The Workers and Socialist Party on Monday said metro officers were demanding bribes from the street traders.
   
"The Johannesburg metro police have been demanding bribes of R5000 a week from the street traders," party spokesman Weizmann Hamilton told hawkers marching in the Johannesburg CBD.
   
Minnaar said if there was any truth to the allegations those corrupt officers would be dismissed.
   
"The JMPD does not tolerate corruption," he said.
   
Hamilton said the JMPD had also been assaulting hawkers and confiscating their stock.
   
"The City of Johannesburg through the JMPD have detained some of  the hawkers in the council offices, accusing them of being foreigners."
   
Minnaar said some hawkers ran away when officers approached them, leaving their goods behind.
   
"What the officers do is impound the goods. Under normal circumstances a receipt is given to the hawker, but when they run away there is no one to give the receipt to and therefore they need to go to the pound to retrieve those goods," he said.
   
The hawkers met in the Johannesburg CBD on Monday for a march to  the mayor's office to hand over a memorandum. The city has been conducting a process to register all legal traders on the streets.
   
The process was started after it was found there were discrepancies between the allocated stalls on the city's database and the number of stalls that counted on the streets.
   
It was found that several traders were being allocated smaller areas, and that this was creating overcrowding.
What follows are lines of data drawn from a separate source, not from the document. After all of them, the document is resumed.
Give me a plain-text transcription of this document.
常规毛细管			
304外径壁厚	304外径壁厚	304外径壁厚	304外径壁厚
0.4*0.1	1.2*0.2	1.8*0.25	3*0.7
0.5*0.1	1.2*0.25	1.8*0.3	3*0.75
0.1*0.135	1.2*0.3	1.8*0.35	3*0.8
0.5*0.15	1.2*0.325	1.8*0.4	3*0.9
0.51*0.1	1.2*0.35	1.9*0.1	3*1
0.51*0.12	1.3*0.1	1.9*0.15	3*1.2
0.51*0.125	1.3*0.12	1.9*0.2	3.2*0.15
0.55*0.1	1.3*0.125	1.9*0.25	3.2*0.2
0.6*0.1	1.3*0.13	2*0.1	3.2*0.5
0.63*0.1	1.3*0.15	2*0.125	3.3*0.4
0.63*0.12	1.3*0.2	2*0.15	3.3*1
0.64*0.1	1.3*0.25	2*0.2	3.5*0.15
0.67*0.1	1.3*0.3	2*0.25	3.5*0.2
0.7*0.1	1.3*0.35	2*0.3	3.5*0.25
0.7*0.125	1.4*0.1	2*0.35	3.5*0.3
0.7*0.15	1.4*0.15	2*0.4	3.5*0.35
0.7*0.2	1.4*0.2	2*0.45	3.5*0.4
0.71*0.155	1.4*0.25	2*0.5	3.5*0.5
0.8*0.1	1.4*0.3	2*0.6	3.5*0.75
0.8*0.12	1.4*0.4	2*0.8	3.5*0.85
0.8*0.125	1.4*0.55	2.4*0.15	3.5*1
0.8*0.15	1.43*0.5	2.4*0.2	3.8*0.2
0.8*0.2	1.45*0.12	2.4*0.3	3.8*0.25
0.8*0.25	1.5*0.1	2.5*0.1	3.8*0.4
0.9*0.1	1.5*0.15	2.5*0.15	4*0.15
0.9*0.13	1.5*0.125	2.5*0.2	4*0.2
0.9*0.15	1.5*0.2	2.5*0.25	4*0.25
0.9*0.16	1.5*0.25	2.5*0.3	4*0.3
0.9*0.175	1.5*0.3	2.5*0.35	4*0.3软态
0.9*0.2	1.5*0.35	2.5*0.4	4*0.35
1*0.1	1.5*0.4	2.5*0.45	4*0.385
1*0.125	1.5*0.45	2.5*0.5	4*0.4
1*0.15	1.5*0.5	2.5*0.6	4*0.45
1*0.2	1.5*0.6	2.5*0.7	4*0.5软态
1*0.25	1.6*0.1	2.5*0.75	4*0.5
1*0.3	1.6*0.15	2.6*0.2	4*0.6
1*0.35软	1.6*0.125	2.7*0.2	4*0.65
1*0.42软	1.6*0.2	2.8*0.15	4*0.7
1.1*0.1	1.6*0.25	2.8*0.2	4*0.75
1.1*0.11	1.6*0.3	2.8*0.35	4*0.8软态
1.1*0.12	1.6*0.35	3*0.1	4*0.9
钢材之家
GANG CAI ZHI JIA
In addition some stands were being traded and leased illegally.
   
The process was initially meant to focus on seven streets, but it was later agreed to extend it to 17 streets. 
   
The SA Informal Trader's Forum (SAITF) announced plans on Sunday  to take the city to court over the removal of informal traders in the CBD. SAITF said the court action followed weeks of speaking to the city in order to find solutions to the evictions of traders.
   
SAITF said it participated in meetings with the city at which it  was decided that a verification process be done at the beginning of  November, with the relocation of traders from November 11.
   
The Workers and Socialist Party, SAITF, the One Voice Hawkers Association, and the African Traders Committee, would take legal action through the Socio-Economic Rights Institute.
   
They had already served letters of demand on Johannesburg mayor Parks Tau and various other officials, giving them until Monday to respond.